Fun, informative, great personality, whays the problem here? Seriously, we need all the help we can get, and from a positive angle from a nice lady to help expand our horizons! Great posting @tac bookmarked for reference!:D

Eye candy bonus is nice too!:p
 
Please read what I wrote in post #1 - 'From Edgar Bros here in yUK - major importers and distributors for over fifty years.'

tac
Relax brother. It's all in fun.

Btw I watched every single video before going to work today. :D
 
Uhhhh... working up loads with Rosie? Finding it hard to keep the comments in context.
I know she was talking, but that sultry accent and and her....
... crap lost my train of though again.
I'm in love.
 
....the way she says "no" sounds like she's saying "noy"...
I wonder... phonically speaking, which accent would be the purest form of English?


Whoooooooooooooooooooooooooooooooooooooo... great sucking of teeth here, Bro. Who zackly defines the 'purist form of English'?

So-called 'received English', like what most MAIN news readers utter on BBC news, is NOT the most widespread accent - in fact, it only appears in certain sections of society along a narrow corridor of native English speakers in England, mostly those who had the benefit of university education in Oxbridge. As you move away from that strip, and move into the general population, England, let alone Wales, Scotland and Norn Iron, is awash with local accents and dialects, even today.

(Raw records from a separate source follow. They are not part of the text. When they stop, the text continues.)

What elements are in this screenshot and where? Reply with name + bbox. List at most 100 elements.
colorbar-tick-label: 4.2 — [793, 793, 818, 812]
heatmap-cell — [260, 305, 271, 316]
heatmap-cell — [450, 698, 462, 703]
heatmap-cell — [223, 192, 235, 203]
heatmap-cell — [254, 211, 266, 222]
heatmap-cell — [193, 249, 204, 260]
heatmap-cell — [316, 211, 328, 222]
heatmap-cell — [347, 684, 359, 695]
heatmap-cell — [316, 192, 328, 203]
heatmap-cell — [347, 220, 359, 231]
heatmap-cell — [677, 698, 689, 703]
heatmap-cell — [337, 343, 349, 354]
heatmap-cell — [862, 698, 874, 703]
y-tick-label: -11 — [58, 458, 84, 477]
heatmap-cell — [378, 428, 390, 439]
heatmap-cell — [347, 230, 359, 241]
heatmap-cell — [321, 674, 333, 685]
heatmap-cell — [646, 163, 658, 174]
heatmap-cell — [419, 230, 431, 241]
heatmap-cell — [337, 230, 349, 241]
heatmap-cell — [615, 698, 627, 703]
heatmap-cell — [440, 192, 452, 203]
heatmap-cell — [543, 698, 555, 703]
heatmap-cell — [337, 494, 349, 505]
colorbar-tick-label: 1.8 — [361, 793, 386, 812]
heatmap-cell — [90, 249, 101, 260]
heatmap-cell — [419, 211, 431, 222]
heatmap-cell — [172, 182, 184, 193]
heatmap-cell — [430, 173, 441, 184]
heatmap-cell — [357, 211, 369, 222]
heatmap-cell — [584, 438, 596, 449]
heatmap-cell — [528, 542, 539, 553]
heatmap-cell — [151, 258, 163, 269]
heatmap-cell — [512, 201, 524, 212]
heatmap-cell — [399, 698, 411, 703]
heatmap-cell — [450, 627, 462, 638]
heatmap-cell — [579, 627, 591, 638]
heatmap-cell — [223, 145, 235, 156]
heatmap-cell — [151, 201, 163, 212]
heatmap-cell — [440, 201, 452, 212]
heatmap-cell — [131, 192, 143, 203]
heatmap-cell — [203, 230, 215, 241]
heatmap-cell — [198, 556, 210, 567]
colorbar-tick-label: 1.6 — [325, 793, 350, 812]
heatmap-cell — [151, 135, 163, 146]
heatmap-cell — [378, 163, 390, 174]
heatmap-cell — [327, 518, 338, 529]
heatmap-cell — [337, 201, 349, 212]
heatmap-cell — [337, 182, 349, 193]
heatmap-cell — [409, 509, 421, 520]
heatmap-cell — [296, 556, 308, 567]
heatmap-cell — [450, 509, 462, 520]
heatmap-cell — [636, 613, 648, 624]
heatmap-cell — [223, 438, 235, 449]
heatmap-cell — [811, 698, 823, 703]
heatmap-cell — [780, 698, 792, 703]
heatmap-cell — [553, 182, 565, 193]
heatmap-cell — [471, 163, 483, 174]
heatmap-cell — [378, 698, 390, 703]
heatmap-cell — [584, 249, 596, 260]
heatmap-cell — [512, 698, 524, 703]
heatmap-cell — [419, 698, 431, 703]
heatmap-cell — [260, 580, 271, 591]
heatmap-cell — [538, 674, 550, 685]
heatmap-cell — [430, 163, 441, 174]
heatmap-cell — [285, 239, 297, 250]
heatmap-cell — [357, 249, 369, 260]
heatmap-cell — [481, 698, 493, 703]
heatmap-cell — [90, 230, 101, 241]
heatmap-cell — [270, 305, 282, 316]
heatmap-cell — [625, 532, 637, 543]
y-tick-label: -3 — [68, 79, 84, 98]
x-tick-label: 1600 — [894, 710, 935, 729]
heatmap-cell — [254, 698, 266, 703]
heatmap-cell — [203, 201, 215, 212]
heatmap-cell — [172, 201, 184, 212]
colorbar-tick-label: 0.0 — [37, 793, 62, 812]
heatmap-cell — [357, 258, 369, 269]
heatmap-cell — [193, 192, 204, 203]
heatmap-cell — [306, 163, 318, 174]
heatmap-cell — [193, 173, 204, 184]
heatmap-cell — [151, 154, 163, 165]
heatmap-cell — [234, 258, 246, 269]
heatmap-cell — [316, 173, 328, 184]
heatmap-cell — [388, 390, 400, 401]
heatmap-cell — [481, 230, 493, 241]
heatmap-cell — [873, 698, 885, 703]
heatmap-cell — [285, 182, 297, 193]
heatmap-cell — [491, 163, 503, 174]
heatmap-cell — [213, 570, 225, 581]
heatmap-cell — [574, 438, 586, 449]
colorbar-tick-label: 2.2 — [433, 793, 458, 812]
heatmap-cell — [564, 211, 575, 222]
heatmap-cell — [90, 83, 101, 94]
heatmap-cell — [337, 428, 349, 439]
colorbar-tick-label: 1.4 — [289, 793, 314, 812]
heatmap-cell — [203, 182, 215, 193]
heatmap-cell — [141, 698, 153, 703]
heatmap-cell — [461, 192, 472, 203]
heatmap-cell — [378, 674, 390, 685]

The well-regarded Lord Melvin Bragg, author, commentator and all-round bon oeuf, was born in Cumbria - the top North West part of England adjacent to Scotland, a part of the country very heavily influenced, like the North in general, by Norse from Denmark and Norway. Until he was about twelve, and got fed up of having his leg pulled at school, he didn't actually speak English, but Cumbric, a dialect of English made up of Old Norse, Old Egnlish and surprisingly, Roma. Even down where I live, the Viking influence in the form of left-over Anglo-Saxon, surrounds us in place names and family names too, let alone the vernacular. In fact, the entire right-hand half of England, top to bottom, is heavily place-named with recognisably Norse place-names.

I suggest that you get on to Youtube and listen to some British accents, and you'll find that Dick Van Dyke in Mary Poppins and his fractured 'Cockney' London English is about a billion miles away from anything you'll hear.

Being a natural polyglot, picking up languages the way most people pick up the weekly groceries, I have a 'neutral' accent in spoken English - what you might call a 'well-educated', much like the foks in the Downton Abbey TV series. As a result, my spoken English is very measured - remember that I was a teacher and instructor of a wide range of technical subjects, in four languages, for most of my military career. However, within half an hour of being with you, I'd sound like your next-door neighbour, IF I wanted to. And in case you're wondering, I really DO speak the way I write, and vice-versa.